The following cloud Habitat Community Small series continues to share some knowledge:
Need to accept the
Source Address |
Destination Address |
Protocol (Port) |
My IP Address |
Any IP address |
UDP (53) |
Any IP address |
My IP Address |
UDP (53) |
The following are ports that need to be blocked: including databases, etc.

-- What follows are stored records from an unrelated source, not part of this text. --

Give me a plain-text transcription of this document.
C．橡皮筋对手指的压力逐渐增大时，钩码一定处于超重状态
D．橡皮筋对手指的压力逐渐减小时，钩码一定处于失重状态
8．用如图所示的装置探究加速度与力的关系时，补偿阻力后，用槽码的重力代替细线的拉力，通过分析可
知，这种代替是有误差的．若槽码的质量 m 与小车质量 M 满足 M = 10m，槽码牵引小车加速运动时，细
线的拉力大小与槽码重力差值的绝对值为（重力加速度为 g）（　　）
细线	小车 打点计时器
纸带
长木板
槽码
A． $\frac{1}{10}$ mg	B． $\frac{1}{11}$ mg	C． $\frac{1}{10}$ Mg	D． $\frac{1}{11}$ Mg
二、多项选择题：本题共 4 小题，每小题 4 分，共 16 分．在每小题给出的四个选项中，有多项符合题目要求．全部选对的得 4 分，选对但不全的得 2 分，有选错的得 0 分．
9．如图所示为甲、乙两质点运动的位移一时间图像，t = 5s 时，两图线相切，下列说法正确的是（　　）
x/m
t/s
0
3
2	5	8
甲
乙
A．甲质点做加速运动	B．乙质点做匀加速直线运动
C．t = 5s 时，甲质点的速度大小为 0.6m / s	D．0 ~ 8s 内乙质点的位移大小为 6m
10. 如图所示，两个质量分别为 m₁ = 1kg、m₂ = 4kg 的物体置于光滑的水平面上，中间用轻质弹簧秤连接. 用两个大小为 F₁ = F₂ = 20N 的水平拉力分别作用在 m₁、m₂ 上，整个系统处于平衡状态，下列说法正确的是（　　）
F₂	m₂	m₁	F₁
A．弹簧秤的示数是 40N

Source Address (Any IP disciple) destination address (my IP disciple)
Agreement |
Port |
Tcp |
3095 |
Tcp |
3096 |
Tcp |
3097 |
Tcp |
1025 |
Tcp |
135 |
Tcp |
139 |
Tcp |
3001 |
Tcp |
3002 |
Tcp |
3003 |
Tcp |
445 |
Udp |
Any |
Tcp |
88 |
Tcp |
389 |
Tcp |
464 |
Tcp |
593 |
Tcp |
636 |
Tcp |
1720 |
Tcp |
1433 |
Tcp |
3306 |
Udp |
123 |
Tcp |
4899 |
Udp |
4899 |
If one input is more tired ah, here is a small series of cloud-dwelling community has been organized for everyone:
win2008 Security Policy Download address
IP Security Policy Import method:
Start > Run > Gpedit.msc
Computer Configuration > Windows Settings > Security Settings > IP Security Policy > Right key > All Tasks > Import Policy
An assignment is required to enable it after import.
Well, basically it's OK, others can refer to the home of some articles.